Semiconductor production consists of a series of between 200 and 300 processes, and since at every stage impurities are washed away from the product (silicon wafers), vast quantities of water are required. At the Ricoh Group’s Yashiro Plant, which handles the production of our semiconductors, we have been using a highly efficient closed water recycling system since the plant came online in 1989, with the objective of thoroughness in the effective use of water.
The processing of the wafers takes place in a clean room, at which stage ultra pure water is employed. The water from the water pipes is flushed through a pure water production system, in which after initial and then secondary treatment it is turned into ultra pure water and supplied to the production line. The water used on the production line (principally for cleansing wafers) is recovered in the drainage line after being divided into three grades according to the level of impurities it contains. After passing through the pure water collection and processing system the Level 1 drainage water with a comparatively low amount of impurities in it is returned to the pure water production system, and is used again as ultra pure water. By passing the Level 2 drainage water through the pure water collection and processing system it once again becomes pure water (of a lower grade than ultra pure water), and this is used in boilers and as cooling water for freezing units. The Level 3 drainage water undergoes neutralization treatment in the effluent treatment system, and is then flushed down the sewage pipes.

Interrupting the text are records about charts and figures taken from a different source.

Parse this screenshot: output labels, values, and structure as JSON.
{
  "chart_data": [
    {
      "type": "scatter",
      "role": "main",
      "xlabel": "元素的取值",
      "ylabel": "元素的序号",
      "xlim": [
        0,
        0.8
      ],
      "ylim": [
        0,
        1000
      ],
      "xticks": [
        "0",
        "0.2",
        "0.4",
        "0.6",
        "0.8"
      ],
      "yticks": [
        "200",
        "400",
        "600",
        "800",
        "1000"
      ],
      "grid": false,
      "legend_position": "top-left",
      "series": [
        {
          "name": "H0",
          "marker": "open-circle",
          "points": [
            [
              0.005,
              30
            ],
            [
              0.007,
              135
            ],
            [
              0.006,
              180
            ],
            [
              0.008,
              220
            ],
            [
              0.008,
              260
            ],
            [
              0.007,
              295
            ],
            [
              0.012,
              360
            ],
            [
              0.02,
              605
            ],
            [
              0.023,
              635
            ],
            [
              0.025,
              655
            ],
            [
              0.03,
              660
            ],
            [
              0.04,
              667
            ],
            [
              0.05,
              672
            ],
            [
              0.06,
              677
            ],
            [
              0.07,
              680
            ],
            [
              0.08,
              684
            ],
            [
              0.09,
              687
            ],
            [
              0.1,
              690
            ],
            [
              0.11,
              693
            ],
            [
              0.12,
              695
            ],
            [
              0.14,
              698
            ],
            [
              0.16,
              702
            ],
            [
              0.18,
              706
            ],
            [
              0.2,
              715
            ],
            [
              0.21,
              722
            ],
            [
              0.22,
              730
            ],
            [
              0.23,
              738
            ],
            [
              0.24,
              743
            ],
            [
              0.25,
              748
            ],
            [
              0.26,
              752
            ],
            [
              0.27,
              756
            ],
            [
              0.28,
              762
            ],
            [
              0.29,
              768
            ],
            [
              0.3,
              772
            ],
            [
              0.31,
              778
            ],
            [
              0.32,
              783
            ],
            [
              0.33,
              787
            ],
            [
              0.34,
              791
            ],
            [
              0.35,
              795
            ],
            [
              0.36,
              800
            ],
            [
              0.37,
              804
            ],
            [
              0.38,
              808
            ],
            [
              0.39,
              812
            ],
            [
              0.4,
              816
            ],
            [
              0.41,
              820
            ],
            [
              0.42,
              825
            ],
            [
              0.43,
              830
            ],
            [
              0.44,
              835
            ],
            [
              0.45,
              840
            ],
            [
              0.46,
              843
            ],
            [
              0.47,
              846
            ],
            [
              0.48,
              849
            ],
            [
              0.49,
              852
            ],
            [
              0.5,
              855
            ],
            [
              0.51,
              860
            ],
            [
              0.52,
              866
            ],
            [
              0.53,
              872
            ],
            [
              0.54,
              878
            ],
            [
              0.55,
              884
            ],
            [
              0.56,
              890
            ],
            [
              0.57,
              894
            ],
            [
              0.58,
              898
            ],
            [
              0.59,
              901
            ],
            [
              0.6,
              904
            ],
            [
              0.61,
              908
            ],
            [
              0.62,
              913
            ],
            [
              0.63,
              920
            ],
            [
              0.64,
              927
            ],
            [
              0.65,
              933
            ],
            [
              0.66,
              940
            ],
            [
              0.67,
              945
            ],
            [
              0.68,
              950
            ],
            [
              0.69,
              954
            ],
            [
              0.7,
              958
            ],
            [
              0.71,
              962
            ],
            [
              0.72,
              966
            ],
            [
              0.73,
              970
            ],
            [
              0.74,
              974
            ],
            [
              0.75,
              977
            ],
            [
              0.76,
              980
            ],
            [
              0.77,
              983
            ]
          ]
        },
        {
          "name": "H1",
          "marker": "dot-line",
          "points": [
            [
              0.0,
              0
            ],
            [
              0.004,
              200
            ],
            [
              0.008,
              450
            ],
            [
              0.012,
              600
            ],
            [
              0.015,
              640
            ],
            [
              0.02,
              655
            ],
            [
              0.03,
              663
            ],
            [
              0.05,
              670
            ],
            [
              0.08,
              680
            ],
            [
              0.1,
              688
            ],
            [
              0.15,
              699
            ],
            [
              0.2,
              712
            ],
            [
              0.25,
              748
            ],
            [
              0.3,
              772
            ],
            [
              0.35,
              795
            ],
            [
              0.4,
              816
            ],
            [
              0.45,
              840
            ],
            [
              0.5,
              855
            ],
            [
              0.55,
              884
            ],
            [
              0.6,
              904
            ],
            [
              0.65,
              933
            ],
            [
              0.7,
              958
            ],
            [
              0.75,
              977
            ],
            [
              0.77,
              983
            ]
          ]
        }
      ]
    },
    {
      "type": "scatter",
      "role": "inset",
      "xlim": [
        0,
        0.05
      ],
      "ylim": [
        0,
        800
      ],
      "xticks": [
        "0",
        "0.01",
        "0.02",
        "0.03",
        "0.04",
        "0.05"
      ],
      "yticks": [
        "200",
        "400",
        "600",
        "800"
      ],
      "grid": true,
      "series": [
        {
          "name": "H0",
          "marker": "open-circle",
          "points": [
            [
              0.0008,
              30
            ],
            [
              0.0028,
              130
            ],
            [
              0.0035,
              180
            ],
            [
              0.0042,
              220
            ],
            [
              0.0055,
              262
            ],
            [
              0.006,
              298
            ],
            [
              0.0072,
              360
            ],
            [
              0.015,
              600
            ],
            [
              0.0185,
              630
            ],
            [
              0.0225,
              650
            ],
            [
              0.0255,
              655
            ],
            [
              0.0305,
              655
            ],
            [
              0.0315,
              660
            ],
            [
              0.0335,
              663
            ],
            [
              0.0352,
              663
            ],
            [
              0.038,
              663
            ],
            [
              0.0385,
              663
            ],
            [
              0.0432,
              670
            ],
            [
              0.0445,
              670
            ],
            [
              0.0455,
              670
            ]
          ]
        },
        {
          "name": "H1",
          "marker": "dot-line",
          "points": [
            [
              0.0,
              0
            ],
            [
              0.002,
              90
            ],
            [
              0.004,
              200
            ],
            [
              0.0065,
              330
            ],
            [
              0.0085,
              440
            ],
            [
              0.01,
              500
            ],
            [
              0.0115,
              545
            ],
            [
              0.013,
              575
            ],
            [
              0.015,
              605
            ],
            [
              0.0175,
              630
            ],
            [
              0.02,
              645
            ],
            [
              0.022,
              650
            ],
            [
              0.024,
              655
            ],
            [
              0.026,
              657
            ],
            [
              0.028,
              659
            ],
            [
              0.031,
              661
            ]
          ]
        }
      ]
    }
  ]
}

Furthermore, water other than the water used to cleanse wafers that is processed by the closed water recycling system is also subject to recycling activities. For example, the sampling water used to measure dissolved oxygen in once-through boilers is generally flushed away after measuring, but it is now possible for us to reuse it in boilers. When doing so, by altering the position of each device the water is fed to a hot well tank using the difference in elevation, making it possible to reuse the water without any pumps or energy.
At the Yashiro plant these sorts of activities have led to an overall water recycling rate of 63.9%, which means we have reduced the amount of water used on an annual basis by 245,000m3 (actual performance in FY 2012).